Jami Fralick: Knowing when to play it cool

In the summer high water temperatures can make bass sluggish but even the slightest injection of life can make them active once again.

Jami Fralick

The dog days of summer are upon us, and while high water temperatures combined with low flow can make bass sluggish, even the slightest injection of life can make them active once again.

South Dakota pro Jami Fralick knows this all too well. Growing up, whenever there was a slight dip in the summertime temperatures, he suddenly developed a mysterious "cold" that caused him to miss school — fishing fever, they called it.

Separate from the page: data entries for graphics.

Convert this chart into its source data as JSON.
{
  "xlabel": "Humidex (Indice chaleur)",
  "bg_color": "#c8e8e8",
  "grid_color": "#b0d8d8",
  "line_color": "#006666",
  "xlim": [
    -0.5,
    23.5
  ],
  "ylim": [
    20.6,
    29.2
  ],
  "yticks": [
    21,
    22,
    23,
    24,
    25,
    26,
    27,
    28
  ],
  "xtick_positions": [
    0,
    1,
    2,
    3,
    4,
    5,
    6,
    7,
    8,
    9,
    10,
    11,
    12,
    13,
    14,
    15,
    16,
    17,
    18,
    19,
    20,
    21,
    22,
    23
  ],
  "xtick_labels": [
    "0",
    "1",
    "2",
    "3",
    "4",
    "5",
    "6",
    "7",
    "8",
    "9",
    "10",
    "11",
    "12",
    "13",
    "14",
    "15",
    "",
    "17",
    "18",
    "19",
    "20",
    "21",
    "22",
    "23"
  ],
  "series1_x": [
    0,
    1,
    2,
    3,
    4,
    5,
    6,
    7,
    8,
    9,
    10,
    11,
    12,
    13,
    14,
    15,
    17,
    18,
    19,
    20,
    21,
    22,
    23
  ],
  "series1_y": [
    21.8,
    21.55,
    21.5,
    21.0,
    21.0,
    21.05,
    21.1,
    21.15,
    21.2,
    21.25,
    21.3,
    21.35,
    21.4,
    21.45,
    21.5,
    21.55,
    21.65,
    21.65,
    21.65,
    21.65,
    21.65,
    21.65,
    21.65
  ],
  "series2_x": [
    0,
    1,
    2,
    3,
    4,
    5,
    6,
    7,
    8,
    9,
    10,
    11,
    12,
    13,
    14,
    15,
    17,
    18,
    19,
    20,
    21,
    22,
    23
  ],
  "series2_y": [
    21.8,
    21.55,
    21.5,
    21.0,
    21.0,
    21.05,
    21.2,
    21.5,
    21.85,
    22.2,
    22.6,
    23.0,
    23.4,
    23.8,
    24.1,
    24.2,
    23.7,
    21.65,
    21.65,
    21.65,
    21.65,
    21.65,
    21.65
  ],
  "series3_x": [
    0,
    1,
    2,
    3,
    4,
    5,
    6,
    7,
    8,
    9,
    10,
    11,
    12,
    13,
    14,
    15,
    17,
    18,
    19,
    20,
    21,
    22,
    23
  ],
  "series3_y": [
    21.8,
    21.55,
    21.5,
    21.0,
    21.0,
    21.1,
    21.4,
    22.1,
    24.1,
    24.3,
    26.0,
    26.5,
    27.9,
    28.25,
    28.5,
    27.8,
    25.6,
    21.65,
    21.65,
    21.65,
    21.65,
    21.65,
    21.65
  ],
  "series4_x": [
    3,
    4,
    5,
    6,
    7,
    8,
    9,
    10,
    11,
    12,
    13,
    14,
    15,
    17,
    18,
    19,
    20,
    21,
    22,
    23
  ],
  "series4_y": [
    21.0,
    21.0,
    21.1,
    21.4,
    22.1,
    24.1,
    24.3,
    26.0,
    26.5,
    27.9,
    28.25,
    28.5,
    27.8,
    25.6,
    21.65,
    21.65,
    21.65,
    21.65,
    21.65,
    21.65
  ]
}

But no matter where you live, if you have any flexibility in your schedule at all, it can pay off tremendously to hit the water whenever the temperatures dip.

"At home, if you get the those temperature drops in the summertime, it usually really turns them on," Fralick says. He's not necessarily talking about monstrous changes in conditions. When it's been in the 90s for weeks and suddenly there's a 50-degree night or two, that can be enough to trigger the feeding frenzy.

"It's something that can be extremely small, like a degree or two," he adds. "If they're used to 82-degree water and it drops down to 80 and you get a cloudy day, it triggers them to bite."

He doesn't necessarily abandon the areas where he knows they live. While there's been a sudden injection of energy into otherwise listless bass, it's not enough to make them swim miles up or down the lake in search of new cover or feeding opportunities. "They have an area that they want to be in — that little 50- to 60-yard stretch — and they'll stay there," he says. "And when there's one bass, there are usually several."

The absolute best days are when the cooling temperatures are accompanied by cloud cover. That causes the bass to be less cautious and to roam within their preferred area a bit more. That's when Fralick gets out a spinnerbait or Rat-L-Trap and starts covering water, particularly along a grass flat or grassline. Putting the trolling motor on high and making as many casts as he can, he'll often experience lights-out fishing that rivals the action of the prespawn or spawn periods.

Oftentimes they'll be every bit as shallow, Fralick submits. "Where I'm from, fish don't go that deep," he explains. "Very seldom do you have to fish over 10 feet deep; usually they'll stay in 2 to 4 feet of water. If it's cloudy when it cools off, those shallow fish will stay shallow, and they'll bite better."

The situation is complicated a bit when the sun stays out. "Even though the temperature might have dropped, you're still going to have to flip bushes or flip cattails," he says. The bass will be tighter to cover, but the "mush bites" of a week ago will be transformed into arm-jarring slams.

Even within a single lake there can be temperature differences, depending on light penetration, current flow and sun exposure. Fralick believes anglers who don't turn on their temperature gauges in late summer are missing a prime opportunity to clean up on one of the best bites of the year.